In the example below data from the first two top-level directories (MinIonRun1 and MinIonRun2) will be used for training using ecoli and yeast reference sequences. Evaluation of the trained models will be performed using the third and fourth top-level directories using the ecoli, yeast, and na12878_chr21 sequences.

DATA:
    'MinIonRun1':
        'REFERENCE': '/path/to/references.fasta'
        'MEDAKA_TRAIN_REGIONS': ['ecoli', 'yeast']
        'MEDAKA_EVAL_REGIONS': []
    'MinIonRun2':
        'REFERENCE': '/path/to/references.fasta'
        'MEDAKA_TRAIN_REGIONS': ['ecoli', 'yeast']
        'MEDAKA_EVAL_REGIONS': []
    'GridIonRun1':
        'REFERENCE': '/path/to/references.fasta'
        'MEDAKA_TRAIN_REGIONS': []
        'MEDAKA_EVAL_REGIONS': ['ecoli', 'yeast', 'na12878_chr21']
    'GridIonRun2':
        'REFERENCE': '/path/to/references.fasta'
        'MEDAKA_TRAIN_REGIONS': []
        'MEDAKA_EVAL_REGIONS': ['ecoli', 'yeast', 'na12878_chr21']

Coverage depths specification

Read depths at which to create assemblies for training are specified by the DEPTH key of the katuali configuration. This list should span the range of depths at which the model is to be used.

DEPTHS:
    [25, 50, 75, 100, 125, 150, 175, 200]

For some datasets it my not be possible to create assemblies for all reference sequences at all depths. To avoid katuali exiting early when such trivial failures occur the --keep-going option can be used. This allows tasks to continue unaffected by the failure of unrelated tasks.

Creating training features

To create training data (“features”) for medaka, katuali must:

  • basecall data from all top-level directories (if .fast5 s are provided),

  • align all basecalls to the specified reference sequences,

  • create subsampled sets of basecalls over the desired regions and depths,

  • form draft assemblies from these read sets, and finally

  • create medaka training features data and labels.

There is a single medaka target to perform the above tasks:

katuali all_medaka_feat

Katuali uses the Snakemake --keep-going flag instructs to continue processing tasks when unrelated tasks fail.
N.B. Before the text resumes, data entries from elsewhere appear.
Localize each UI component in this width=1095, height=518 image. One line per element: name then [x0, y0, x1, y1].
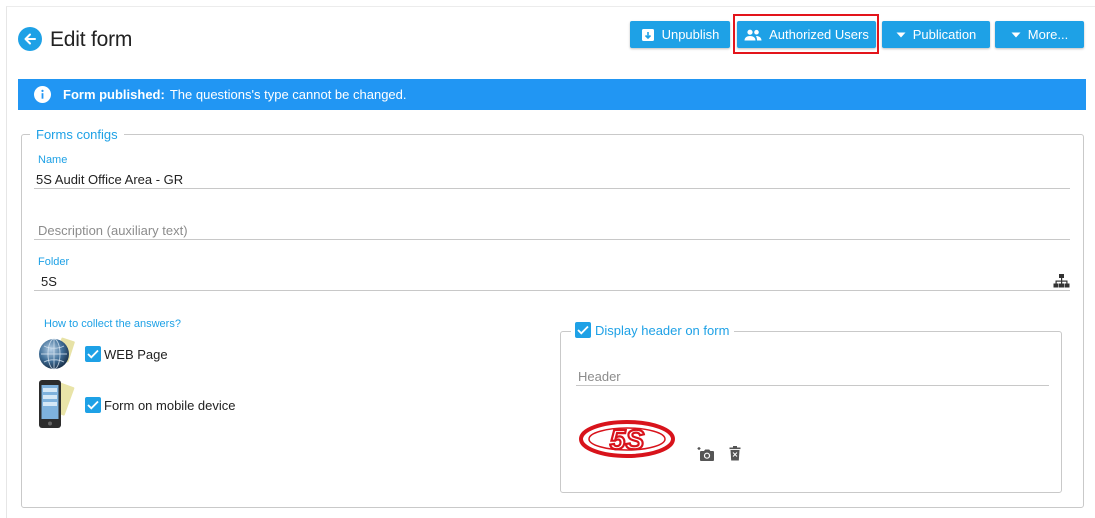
logo-text: 5S [610, 424, 645, 455]
header-logo-image: 5S [579, 420, 675, 458]
description-input[interactable]: Description (auxiliary text) [38, 223, 188, 238]
check-icon [87, 349, 99, 359]
display-header-fieldset [560, 331, 1062, 493]
check-icon [577, 325, 589, 335]
caret-down-icon [896, 32, 906, 37]
header-input[interactable]: Header [578, 369, 621, 384]
check-icon [87, 400, 99, 410]
banner-bold: Form published: [63, 87, 165, 102]
info-banner: Form published: The questions's type can… [18, 79, 1086, 110]
folder-underline [34, 290, 1070, 291]
publication-button[interactable]: Publication [882, 21, 990, 48]
unpublish-button[interactable]: Unpublish [630, 21, 730, 48]
authorized-users-button[interactable]: Authorized Users [737, 21, 876, 48]
description-underline [34, 239, 1070, 240]
authorized-users-label: Authorized Users [769, 27, 869, 42]
arrow-left-icon [24, 33, 36, 45]
page-title: Edit form [50, 28, 133, 51]
unpublish-label: Unpublish [661, 27, 720, 42]
header-underline [576, 385, 1049, 386]
unpublish-icon [641, 28, 654, 41]
folder-input[interactable]: 5S [41, 274, 57, 289]
mobile-device-checkbox[interactable] [85, 397, 101, 413]
forms-configs-legend: Forms configs [30, 127, 124, 142]
users-icon [744, 29, 762, 40]
display-header-label: Display header on form [595, 322, 730, 338]
folder-label: Folder [38, 256, 70, 268]
folder-tree-icon[interactable] [1053, 274, 1070, 293]
web-page-checkbox[interactable] [85, 346, 101, 362]
publication-label: Publication [912, 27, 977, 42]
mobile-device-icon [39, 380, 75, 428]
mobile-device-label: Form on mobile device [104, 398, 236, 413]
web-page-label: WEB Page [104, 347, 168, 362]
back-button[interactable] [18, 27, 42, 51]
add-photo-icon[interactable] [697, 446, 715, 467]
caret-down-icon [1011, 32, 1021, 37]
name-underline [34, 188, 1070, 189]
globe-icon [39, 337, 75, 370]
name-label: Name [38, 154, 68, 166]
info-icon [34, 86, 51, 103]
more-button[interactable]: More... [995, 21, 1084, 48]
display-header-legend: Display header on form [571, 322, 735, 338]
name-input[interactable]: 5S Audit Office Area - GR [36, 172, 183, 187]
delete-icon[interactable] [729, 446, 741, 466]
display-header-checkbox[interactable] [575, 322, 591, 338]
collect-label: How to collect the answers? [44, 318, 181, 330]
more-label: More... [1027, 27, 1069, 42]
banner-message: The questions's type cannot be changed. [169, 87, 407, 102]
Having run the all_medaka_feat target, two files will be produced for every valid combination of dataset (top-level folder), coverage depth, and reference sequence. For example the files:

4bf50792/guppy/align/senterica1/25X_prop/canu_gsz_4.8m/racon/medaka_train/medaka_train.hdf
4bf50792/guppy/align/senterica1/25X_prop/canu_gsz_4.8m/racon/medaka_train/medaka_train_rc.hdf

will be produced for a top-level folder named 4bf5079, a reference sequence senterica1 at coverage of 25-fold.

Training models

When the production of all the training data is complete, training can be commenced by running:

katuali all_medaka_train --keep-going

This step requires the the use of GPUs.

Note

Note that to tensorflow-gpu must be installed in your medaka environment for medaka training.

Coping with missing feature files

If input datasets have insufficient coverage-depth for some of the training regions, some training feature files will not be produced. In this case the config flag USE_ONLY_EXISTING_MEDAKA_FEAT can be set to true to allow katuali to train using only those features which exist already.

USE_ONLY_EXISTING_MEDAKA_FEAT: true

Note

Note that you need to first attempt to create all features with the medaka_train_feat rule with USE_ONLY_EXISTING_MEDAKA_FEAT set to false, and then run all_medaka_train with the flag set to true.

Refer to comments in the katuali configuration file for further details.